La storia di un uomo e la sua missione più importante, narrata dall’ultimo corto di Kàlama Film.

Un vecchio cavaliere vaga solitario in un bosco. Una voce misteriosa dirige i suoi passi verso una meta sconosciuta.

Il vecchio cavaliere sente i morsi della fame e della sete, la stanchezza è enorme, ma nonostante tutto questo, la voce lo incita a proseguire, ad addentrarsi sempre di più in quella foresta minacciosa, piena di insidie.

Con il volto segnato dalle ferite ed il cuore malato, il vecchio cavaliere avanza lentamente, trascinando la sua spada, la sua unica arma, con la quale deve compiere la sua missione, l’ultima e la più importante della sua vita.

Una vita è in pericolo ed un cavaliere non deve permettere che i crimini contro i deboli, rimangano impuniti, poiché nel suo codice, parole come “forza” ed “onore” hanno un grande significato.

Ma c’è una ragione in più, che spinge il vecchio a compiere la sua missione: la vita in pericolo è di colei che rappresenta tutta la sua vita, la sua ragione di esistere, è la fonte dalla quale trae l’energia, in grado di farlo sentire ancora un cavaliere, nonostante l’età avanzata.
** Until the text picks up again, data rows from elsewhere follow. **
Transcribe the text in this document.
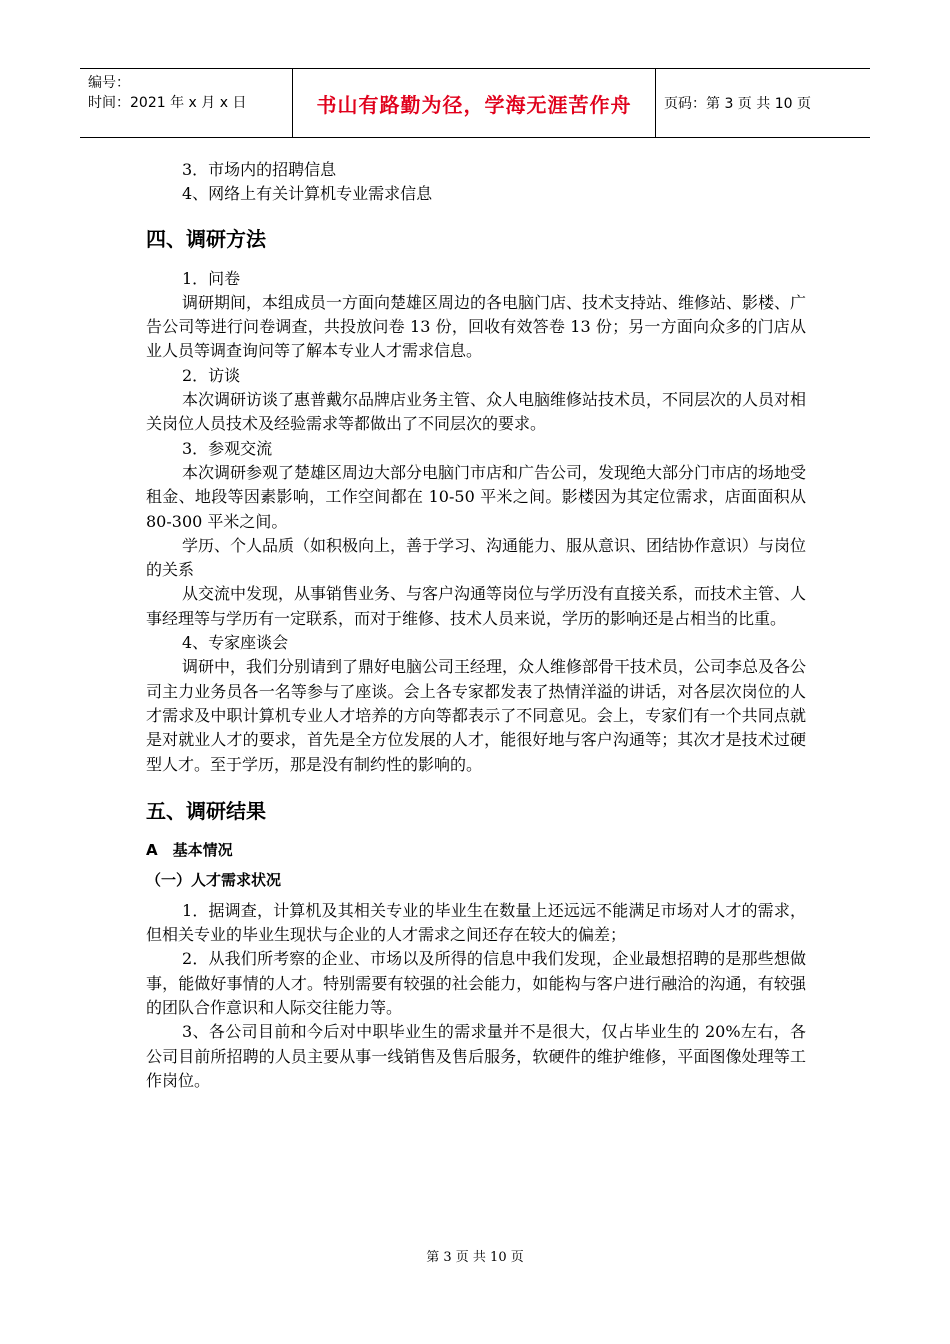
编号：
时间：2021 年 x 月 x 日	书山有路勤为径，学海无涯苦作舟	页码：第 3 页 共 10 页

3．市场内的招聘信息

4、网络上有关计算机专业需求信息

四、调研方法

1．问卷

调研期间，本组成员一方面向楚雄区周边的各电脑门店、技术支持站、维修站、影楼、广告公司等进行问卷调查，共投放问卷 13 份，回收有效答卷 13 份；另一方面向众多的门店从业人员等调查询问等了解本专业人才需求信息。

2．访谈

本次调研访谈了惠普戴尔品牌店业务主管、众人电脑维修站技术员，不同层次的人员对相关岗位人员技术及经验需求等都做出了不同层次的要求。

3．参观交流

本次调研参观了楚雄区周边大部分电脑门市店和广告公司，发现绝大部分门市店的场地受租金、地段等因素影响，工作空间都在 10-50 平米之间。影楼因为其定位需求，店面面积从 80-300 平米之间。

学历、个人品质（如积极向上，善于学习、沟通能力、服从意识、团结协作意识）与岗位的关系

从交流中发现，从事销售业务、与客户沟通等岗位与学历没有直接关系，而技术主管、人事经理等与学历有一定联系，而对于维修、技术人员来说，学历的影响还是占相当的比重。

4、专家座谈会

调研中，我们分别请到了鼎好电脑公司王经理，众人维修部骨干技术员，公司李总及各公司主力业务员各一名等参与了座谈。会上各专家都发表了热情洋溢的讲话，对各层次岗位的人才需求及中职计算机专业人才培养的方向等都表示了不同意见。会上，专家们有一个共同点就是对就业人才的要求，首先是全方位发展的人才，能很好地与客户沟通等；其次才是技术过硬型人才。至于学历，那是没有制约性的影响的。

五、调研结果
A　基本情况
（一）人才需求状况

1．据调查，计算机及其相关专业的毕业生在数量上还远远不能满足市场对人才的需求，但相关专业的毕业生现状与企业的人才需求之间还存在较大的偏差；

2．从我们所考察的企业、市场以及所得的信息中我们发现，企业最想招聘的是那些想做事，能做好事情的人才。特别需要有较强的社会能力，如能构与客户进行融洽的沟通，有较强的团队合作意识和人际交往能力等。

3、各公司目前和今后对中职毕业生的需求量并不是很大，仅占毕业生的 20%左右，各公司目前所招聘的人员主要从事一线销售及售后服务，软硬件的维护维修，平面图像处理等工作岗位。

第 3 页 共 10 页
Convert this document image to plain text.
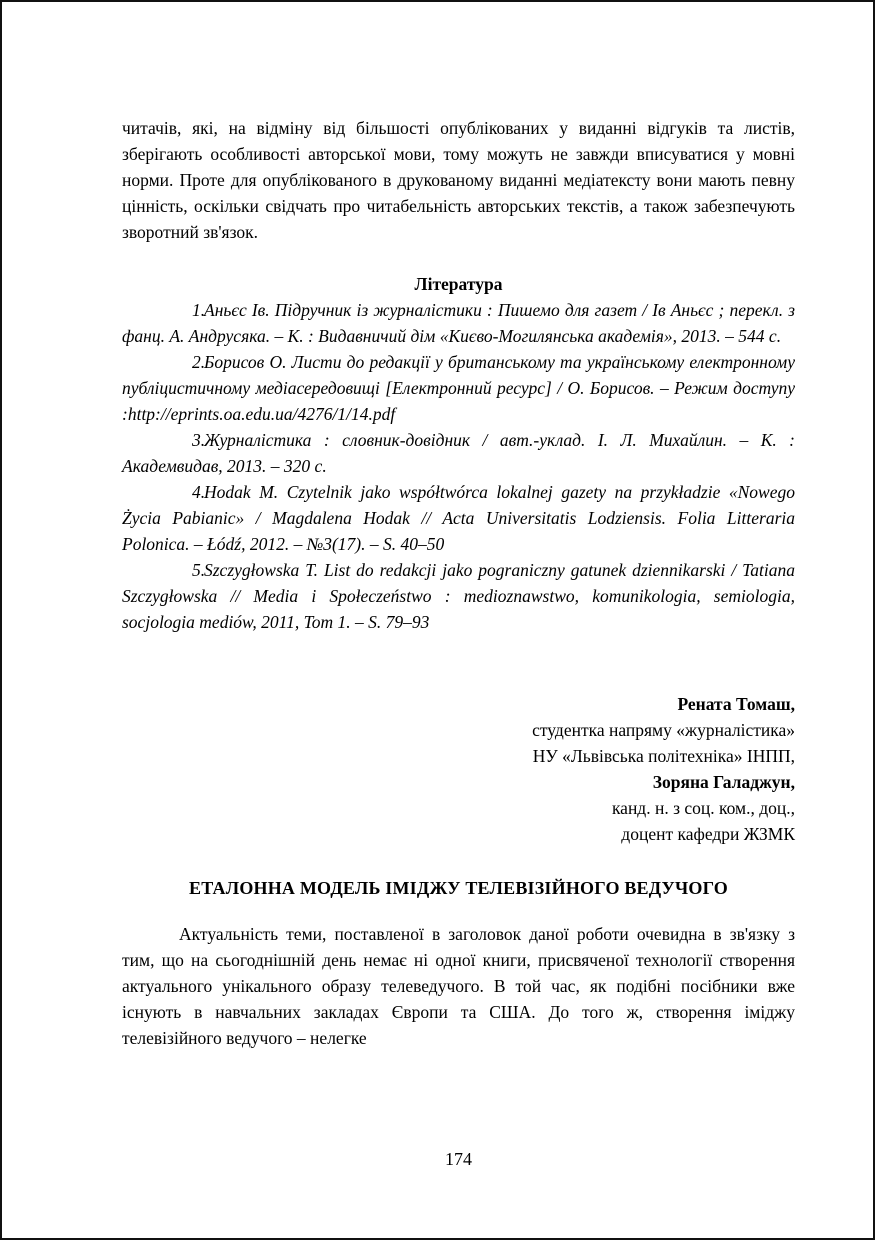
читачів, які, на відміну від більшості опублікованих у виданні відгуків та листів, зберігають особливості авторської мови, тому можуть не завжди вписуватися у мовні норми. Проте для опублікованого в друкованому виданні медіатексту вони мають певну цінність, оскільки свідчать про читабельність авторських текстів, а також забезпечують зворотний зв'язок.

Література

1.Аньєс Ів. Підручник із журналістики : Пишемо для газет / Ів Аньєс ; перекл. з фанц. А. Андрусяка. – К. : Видавничий дім «Києво-Могилянська академія», 2013. – 544 с.

2.Борисов О. Листи до редакції у британському та українському електронному публіцистичному медіасередовищі [Електронний ресурс] / О. Борисов. – Режим доступу :http://eprints.oa.edu.ua/4276/1/14.pdf

3.Журналістика : словник-довідник / авт.-уклад. І. Л. Михайлин. – К. : Академвидав, 2013. – 320 с.

4.Hodak M. Czytelnik jako współtwórca lokalnej gazety na przykładzie «Nowego Życia Pabianic» / Magdalena Hodak // Acta Universitatis Lodziensis. Folia Litteraria Polonica. – Łódź, 2012. – №3(17). – S. 40–50

5.Szczygłowska T. List do redakcji jako pograniczny gatunek dziennikarski / Tatiana Szczygłowska // Media i Społeczeństwo : medioznawstwo, komunikologia, semiologia, socjologia mediów, 2011, Tom 1. – S. 79–93

Рената Томаш,
студентка напряму «журналістика»
НУ «Львівська політехніка» ІНПП,
Зоряна Галаджун,
канд. н. з соц. ком., доц.,
доцент кафедри ЖЗМК
ЕТАЛОННА МОДЕЛЬ ІМІДЖУ ТЕЛЕВІЗІЙНОГО ВЕДУЧОГО

Актуальність теми, поставленої в заголовок даної роботи очевидна в зв'язку з тим, що на сьогоднішній день немає ні одної книги, присвяченої технології створення актуального унікального образу телеведучого. В той час, як подібні посібники вже існують в навчальних закладах Європи та США. До того ж, створення іміджу телевізійного ведучого – нелегке

174
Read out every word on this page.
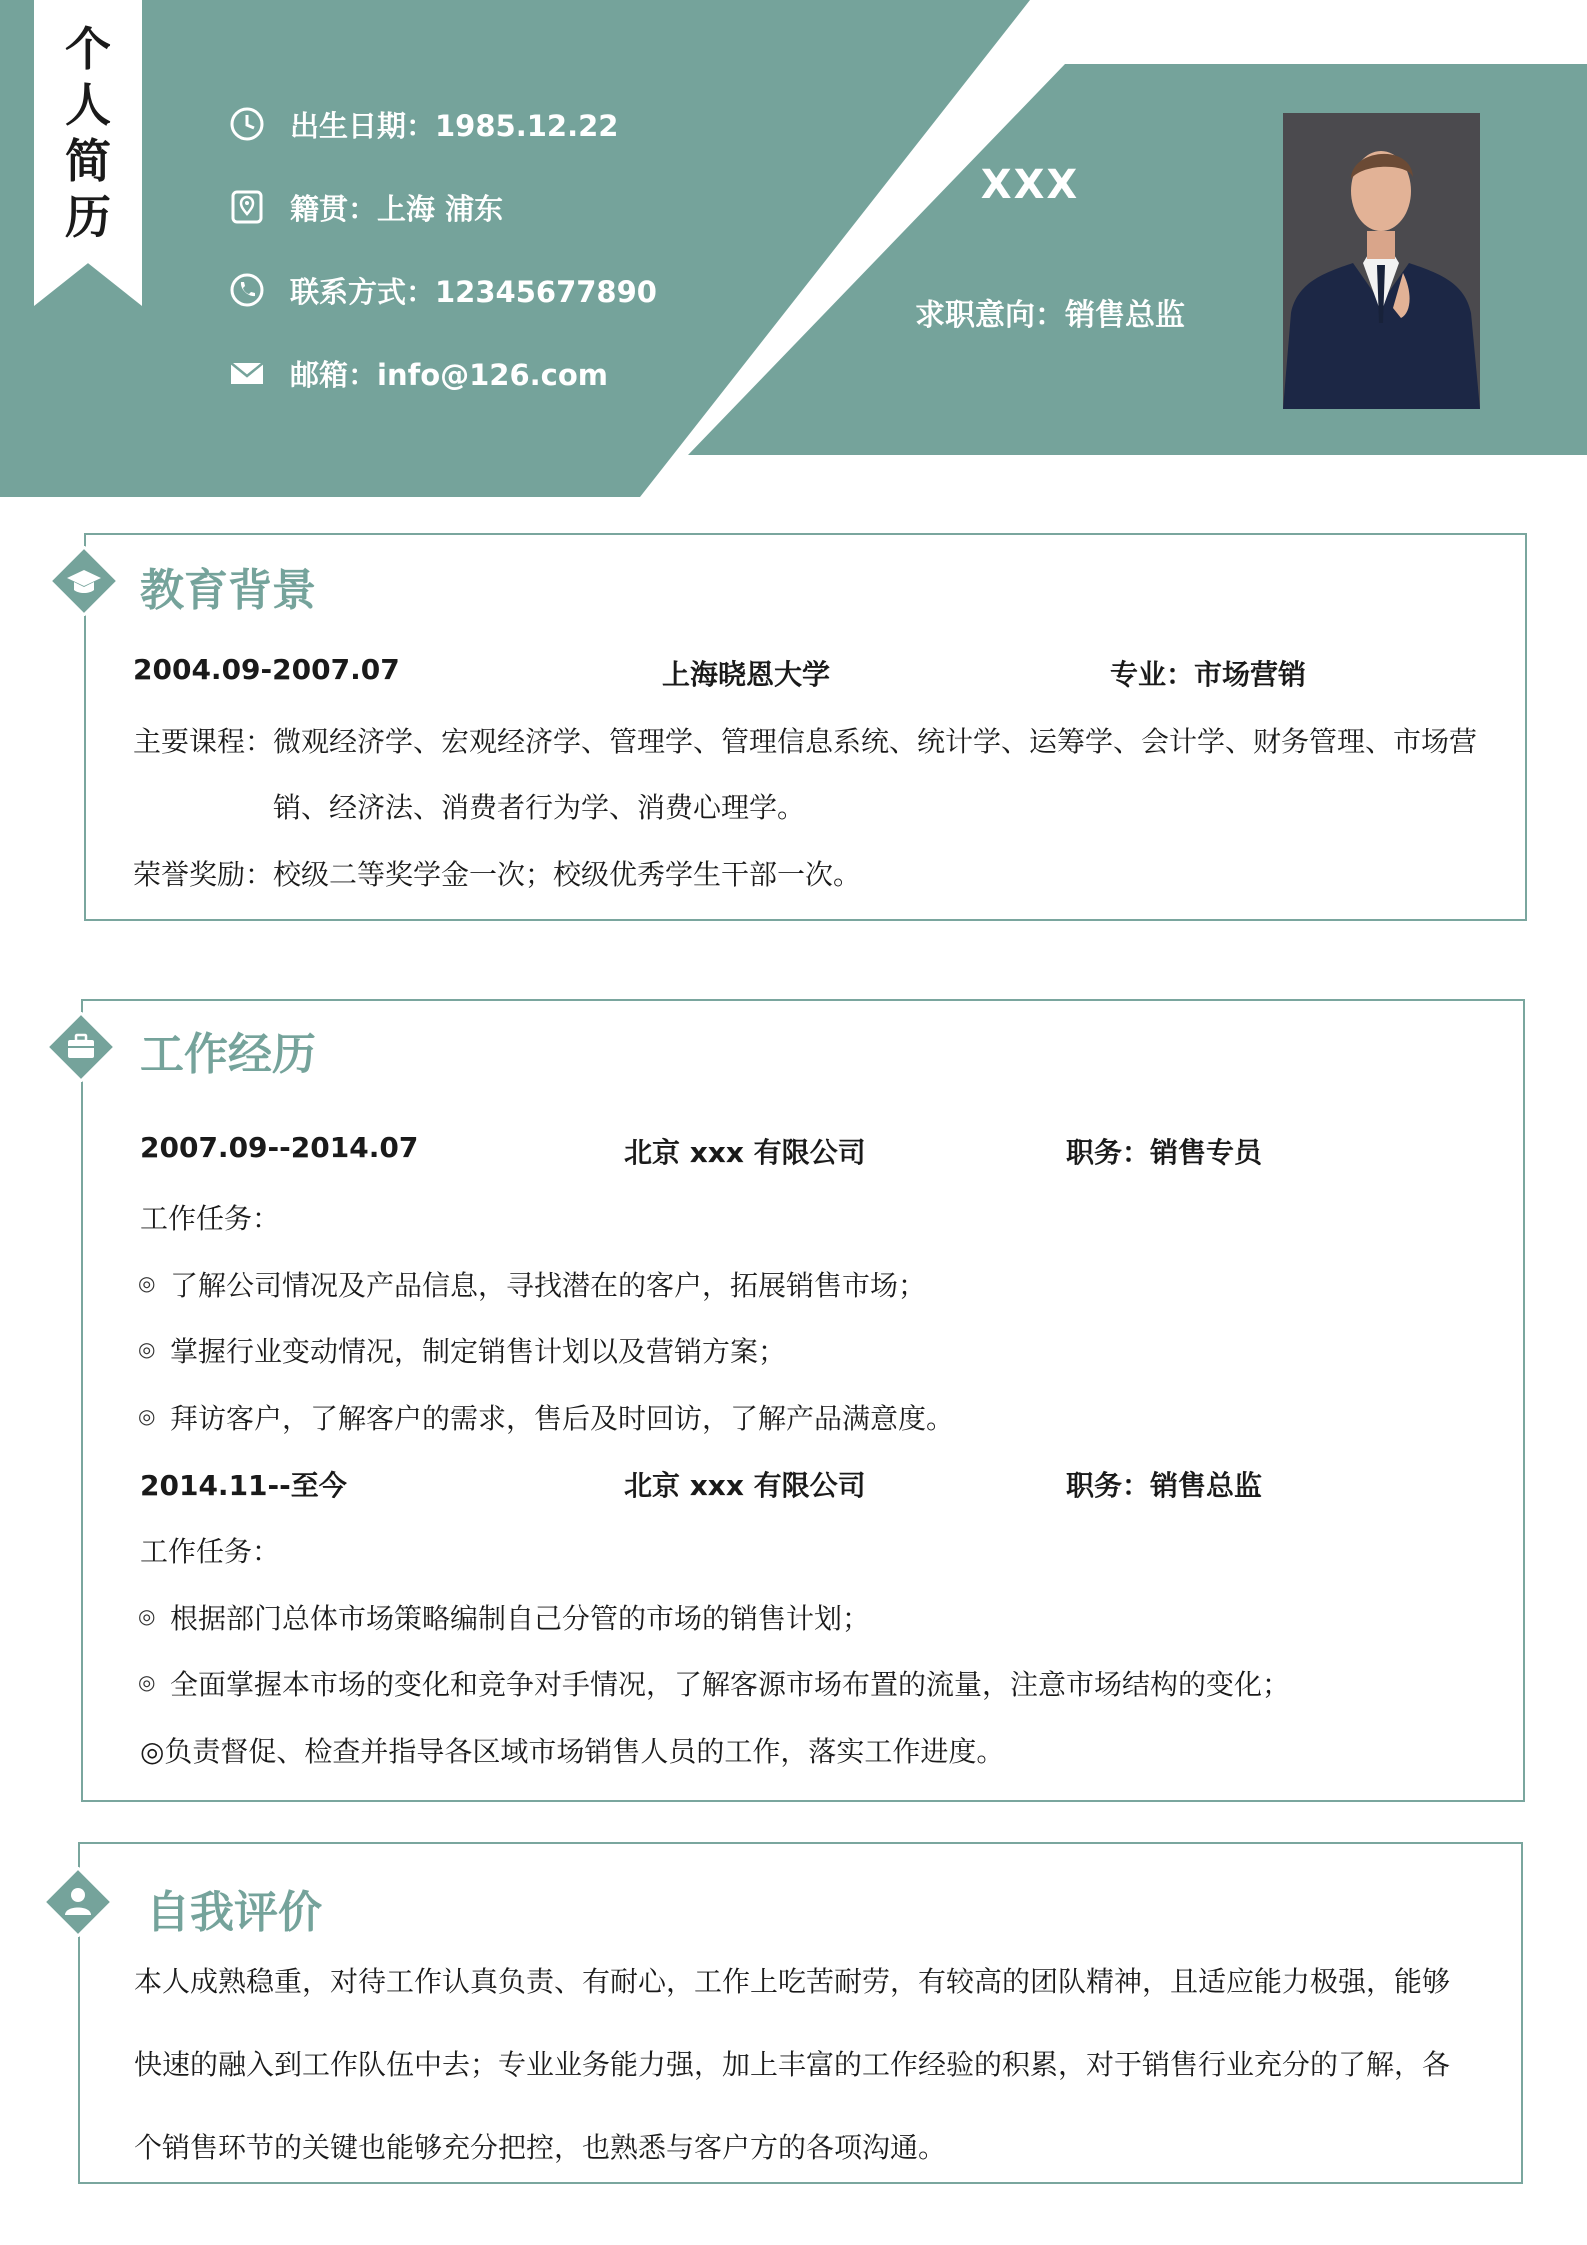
个
人
简
历
出生日期：1985.12.22
籍贯：上海 浦东
联系方式：12345677890
邮箱：info@126.com
XXX
求职意向：销售总监
教育背景
2004.09-2007.07	上海晓恩大学	专业：市场营销
主要课程：微观经济学、宏观经济学、管理学、管理信息系统、统计学、运筹学、会计学、财务管理、市场营
销、经济法、消费者行为学、消费心理学。
荣誉奖励：校级二等奖学金一次；校级优秀学生干部一次。
工作经历
2007.09--2014.07	北京 xxx 有限公司	职务：销售专员
工作任务：
◎ 了解公司情况及产品信息，寻找潜在的客户，拓展销售市场；
◎ 掌握行业变动情况，制定销售计划以及营销方案；
◎ 拜访客户，了解客户的需求，售后及时回访，了解产品满意度。
2014.11--至今	北京 xxx 有限公司	职务：销售总监
工作任务：
◎ 根据部门总体市场策略编制自己分管的市场的销售计划；
◎ 全面掌握本市场的变化和竞争对手情况，了解客源市场布置的流量，注意市场结构的变化；
◎负责督促、检查并指导各区域市场销售人员的工作，落实工作进度。
自我评价
本人成熟稳重，对待工作认真负责、有耐心，工作上吃苦耐劳，有较高的团队精神，且适应能力极强，能够
快速的融入到工作队伍中去；专业业务能力强，加上丰富的工作经验的积累，对于销售行业充分的了解，各
个销售环节的关键也能够充分把控，也熟悉与客户方的各项沟通。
Ma l’animo coraggioso del giovane cavaliere è purtroppo intrappolato nelle stanche membra di un povero vecchio, ad un tratto il cuore smette di battere, facendolo cadere a terra, la vista si annebbia, mentre la voce misteriosa maledice quel corpo vecchio e malato, incapace di portare a termine la missione e colpevole di avere deluso colei che riponeva in lui le sue ultime speranze...”



Vecchio Cavaliere, ultimo corto realizzato dal Kàlama Film, è la commovente storia di un padre colpito dalla perdita della figlia, per mano di un criminale, in seguito condannato.

Il senso di colpa per non avere saputo difendere i propri cari, rende ancora più difficile reagire alla loro perdita, il semplice fatto di essere sopravvissuti spinge a chiedersene il motivo, senza tuttavia ricevere una risposta precisa, che solo il tempo potrà dare, in attesa di riprendersi la propria vita, senza lasciarsi andare alla deriva.

Fabrizio La Monica firma la regia e la sceneggiatura di un film sui buoni sentimenti, raccontati con spirito poetico, semplice e genuino.

Salvo Nereo Salerno, presta il suo volto al protagonista del film, il Vecchio Cavaliere, che rappresenta gli ideali puri ed intramontabili, indispensabili all’uomo per avere una ragione di vivere e di continuare a sperare, nonostante le avversità.

Una menzione particolare, la merita sicuramente Maria Grazia Saccaro, per l’interpretazione del personaggio chiave, grazie al quale viene svelato il finale commovente del film.

Vecchio Cavaliere da pochi giorni è stato presentato al primo Kàlama Fest, svolto nella giornata dell’8 Settembre a Palermo in Via Grotte Partanna 5, assieme ad altri corti, realizzati da Kàlama Film.

Kàlama Film, con quest’ultima produzione, riesce a toccare l’animo dello spettatore, coinvolgendolo dall’inizio fino alla fine, un film da vedere assolutamente.